Contrary to what is stated in our documentation on core files, these are not currently available, even if ulimit -c unlimited is set.

Software

  • FileSender - If you modify the default_transfer_days_valid parameter in your ~/.filesender/filesender.py.ini to > 20 it will cause the transfer to fail with a 500 error code. Please do not modify this parameter.

  • Legacy Code - Some of our environment modules cause system software to stop working, e.g: do module load Perl/5.38.2-GCC-12.3.0 and find that svn stops working. This is usually the case if they load LegacySystem/7 as a dependency. The solutions are to ask us to re-build the problem environment module, or just don't have it loaded while doing other things.
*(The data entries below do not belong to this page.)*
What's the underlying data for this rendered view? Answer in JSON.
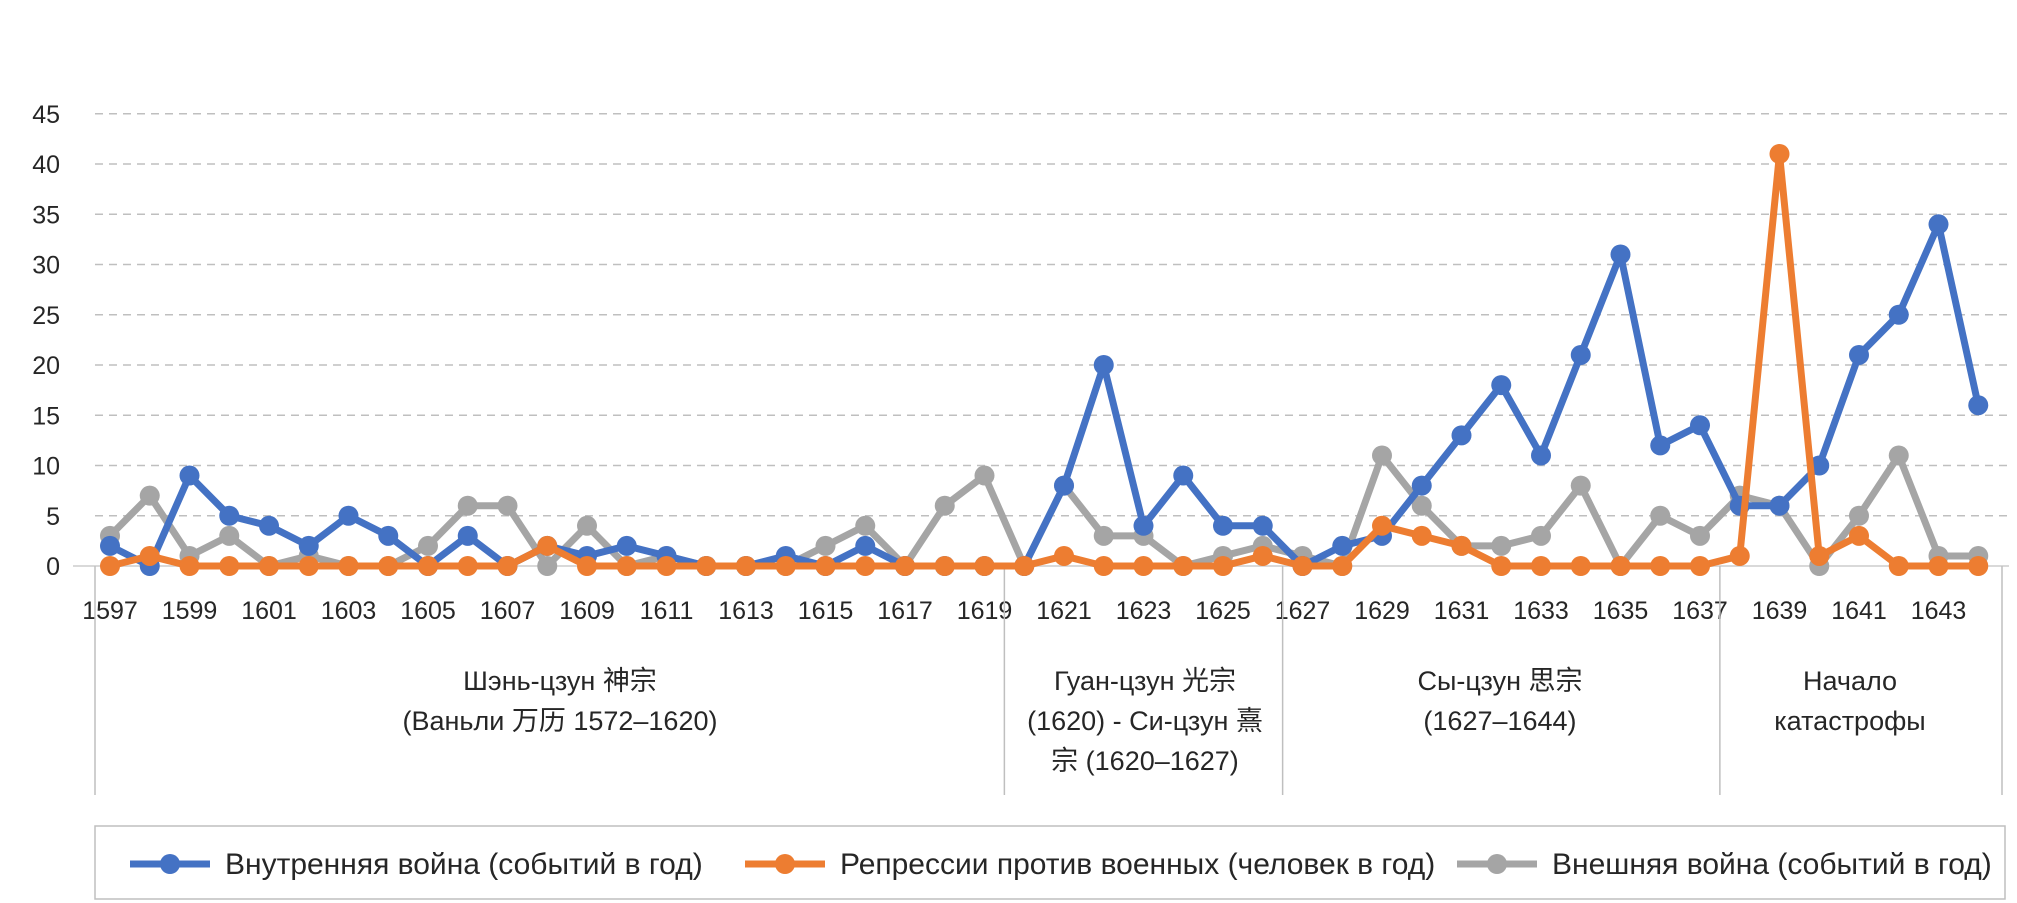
{
  "chart_data": {
    "type": "line",
    "x": [
      1597,
      1598,
      1599,
      1600,
      1601,
      1602,
      1603,
      1604,
      1605,
      1606,
      1607,
      1608,
      1609,
      1610,
      1611,
      1612,
      1613,
      1614,
      1615,
      1616,
      1617,
      1618,
      1619,
      1620,
      1621,
      1622,
      1623,
      1624,
      1625,
      1626,
      1627,
      1628,
      1629,
      1630,
      1631,
      1632,
      1633,
      1634,
      1635,
      1636,
      1637,
      1638,
      1639,
      1640,
      1641,
      1642,
      1643,
      1644
    ],
    "x_tick_labels": [
      "1597",
      "1599",
      "1601",
      "1603",
      "1605",
      "1607",
      "1609",
      "1611",
      "1613",
      "1615",
      "1617",
      "1619",
      "1621",
      "1623",
      "1625",
      "1627",
      "1629",
      "1631",
      "1633",
      "1635",
      "1637",
      "1639",
      "1641",
      "1643"
    ],
    "ylim": [
      0,
      45
    ],
    "y_ticks": [
      "0",
      "5",
      "10",
      "15",
      "20",
      "25",
      "30",
      "35",
      "40",
      "45"
    ],
    "grid": "horizontal dashed",
    "legend_position": "bottom",
    "series": [
      {
        "name": "Внутренняя война  (событий в год)",
        "color": "#4472c4",
        "values": [
          2,
          0,
          9,
          5,
          4,
          2,
          5,
          3,
          0,
          3,
          0,
          2,
          1,
          2,
          1,
          0,
          0,
          1,
          0,
          2,
          0,
          0,
          0,
          0,
          8,
          20,
          4,
          9,
          4,
          4,
          0,
          2,
          3,
          8,
          13,
          18,
          11,
          21,
          31,
          12,
          14,
          6,
          6,
          10,
          21,
          25,
          34,
          16
        ]
      },
      {
        "name": "Репрессии против военных (человек в год)",
        "color": "#ed7d31",
        "values": [
          0,
          1,
          0,
          0,
          0,
          0,
          0,
          0,
          0,
          0,
          0,
          2,
          0,
          0,
          0,
          0,
          0,
          0,
          0,
          0,
          0,
          0,
          0,
          0,
          1,
          0,
          0,
          0,
          0,
          1,
          0,
          0,
          4,
          3,
          2,
          0,
          0,
          0,
          0,
          0,
          0,
          1,
          41,
          1,
          3,
          0,
          0,
          0
        ]
      },
      {
        "name": "Внешняя война (событий в год)",
        "color": "#a5a5a5",
        "values": [
          3,
          7,
          1,
          3,
          0,
          1,
          0,
          0,
          2,
          6,
          6,
          0,
          4,
          0,
          1,
          0,
          0,
          0,
          2,
          4,
          0,
          6,
          9,
          0,
          8,
          3,
          3,
          0,
          1,
          2,
          1,
          0,
          11,
          6,
          2,
          2,
          3,
          8,
          0,
          5,
          3,
          7,
          6,
          0,
          5,
          11,
          1,
          1
        ]
      }
    ],
    "eras": [
      {
        "line1": "Шэнь-цзун 神宗",
        "line2": "(Ваньли 万历 1572–1620)",
        "line3": ""
      },
      {
        "line1": "Гуан-цзун 光宗",
        "line2": "(1620) - Си-цзун 熹",
        "line3": "宗 (1620–1627)"
      },
      {
        "line1": "Сы-цзун 思宗",
        "line2": "(1627–1644)",
        "line3": ""
      },
      {
        "line1": "Начало",
        "line2": "катастрофы",
        "line3": ""
      }
    ]
  }
}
  • MPI software using 2020 or earlier toolchains eg intel/2020a, may not work correctly across nodes. Trying with more recent toolchains is recommended.

Slurm

Requesting GPUs

If you request a GPU without specifying which type of GPU, you will get a random one. So please always specify a GPU type.

BadConstraints

This uninformative message can appear in the squeue output as the reason for a job pending. It does not always reflect a real problem though, just a side-effect of the mechanism we are using to target jobs to the right-sized node(s) together with a small bug in Slurm. If it causes your job to be put on hold (ie: its priority gets appears as zero in output from squeue --me -S -p --Format=jobid:10,partition:13,reason:22,numnodes:.6,prioritylong:.6) then please try scontrol release <jobid> or Contact our Support Team if the issue persists.